As a young lawyer, he made a name — and fortune — by taking up corruption cases, extensively making use of secret cameras.

During the time, Mr Moreno-Ocampo represented some of Argentina’s wealthiest women in family disputes before he became “the lawyer of the powerful”.

When elected ICC prosecutor in 2003, he promised a “sexy court” that would dispense “swift and telegenic justice”.

Indeed, he cuts the image of a resolute prosecutor and ebullient, but calculating optimistic, ready to bring down the untouchable in his effort to slay impunity.

“When I was elected, some people told me I would only be able to bring frivolous cases,” he said in a Newsweek interview.

In support of his battle against the high and mighty, Mr Moreno-Ocampo has consistently stated that he does not have the “luxury to look away”.

Though he does not have a policeman to enforce his decisions or those of the judges, he has expressed a rare zeal to succeed in his mission.

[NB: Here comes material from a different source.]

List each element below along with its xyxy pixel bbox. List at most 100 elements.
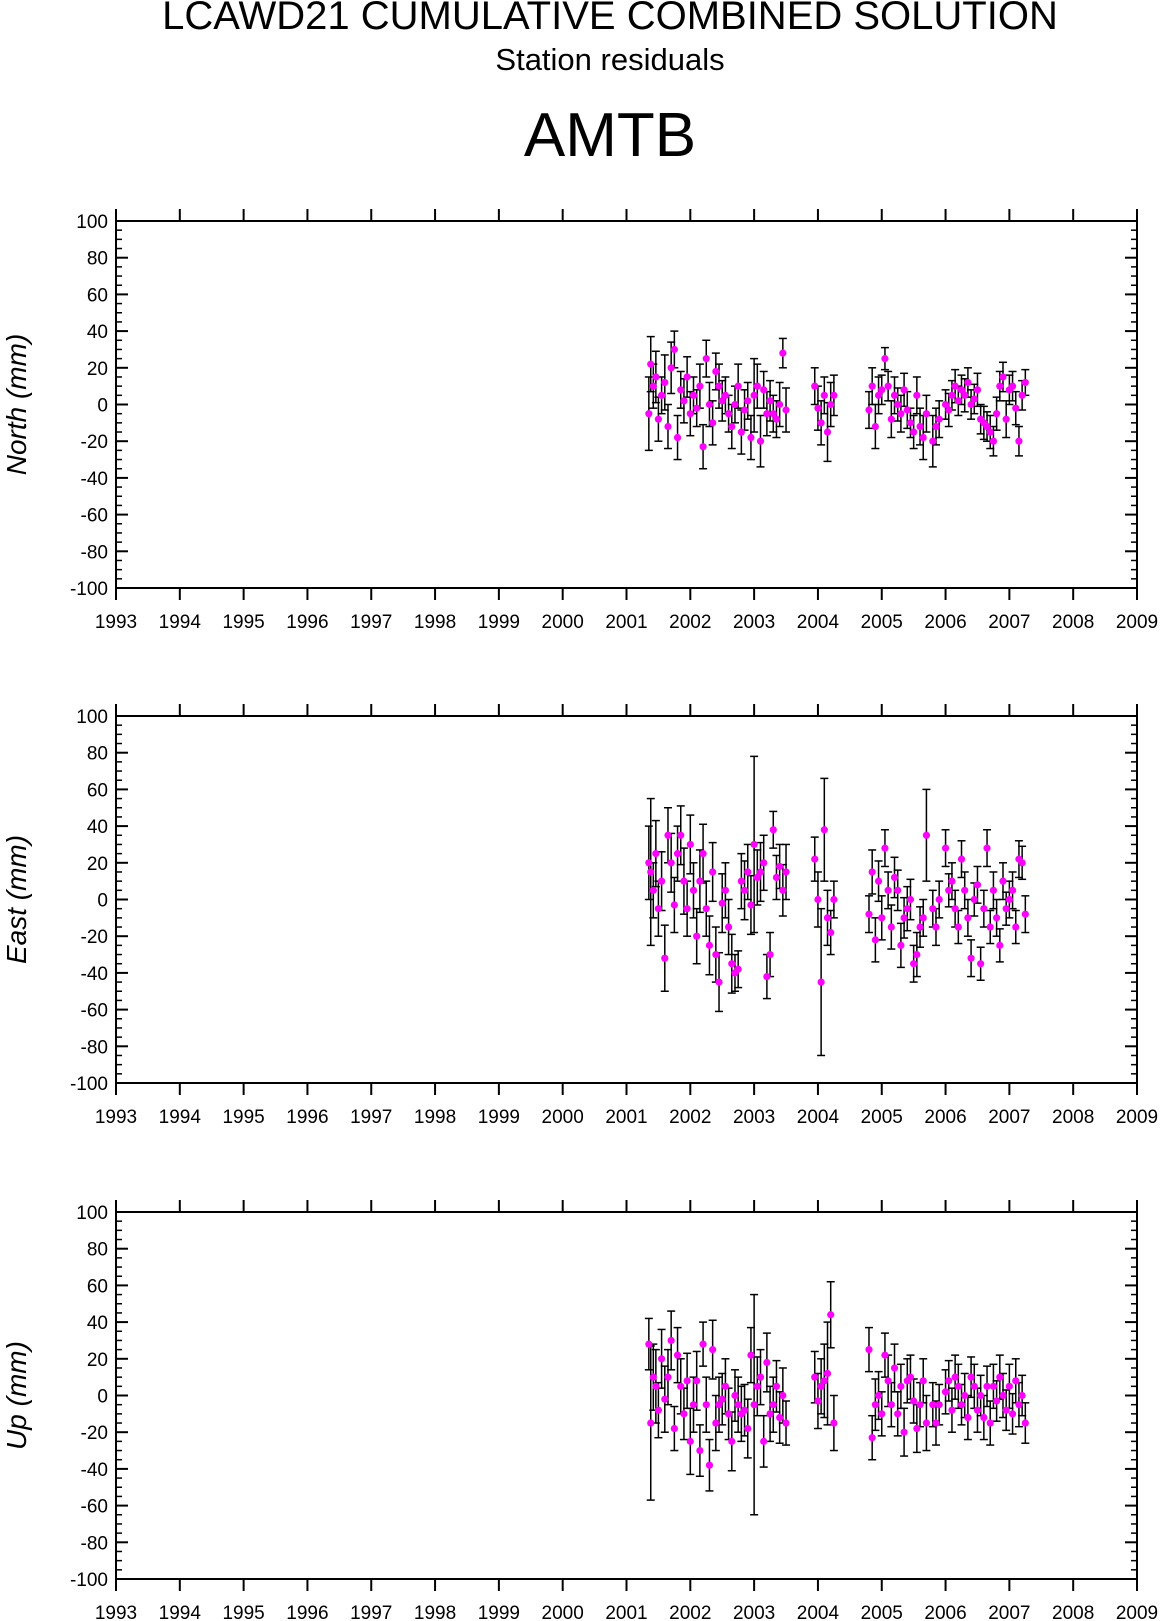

“I’m a stateless prosecutor — I have more than 100 states under my jurisdiction and zero policemen,” he once told The New York Times.

A former aide says that while not travelling across the world to convince governments to enforce the Rome Statute, the prosecutor stays late in his office “tearing up and re-working texts.”

He has already vowed to use Kenya as a world example on how to fight impunity. And if his record is anything to go by, there is certainly convincing evidence that the violence barons will have their day at the International Criminal Court.

Mr Moreno Ocampo has always been enthusiastic to take on the rich and powerful. But his detractors paint him as an arrogant, ill-informed publicity seeker and high-handed administrator.

“The prosecutor is erratic, so irrational. He uses his charisma in a negative way,” says a former ICC investigator.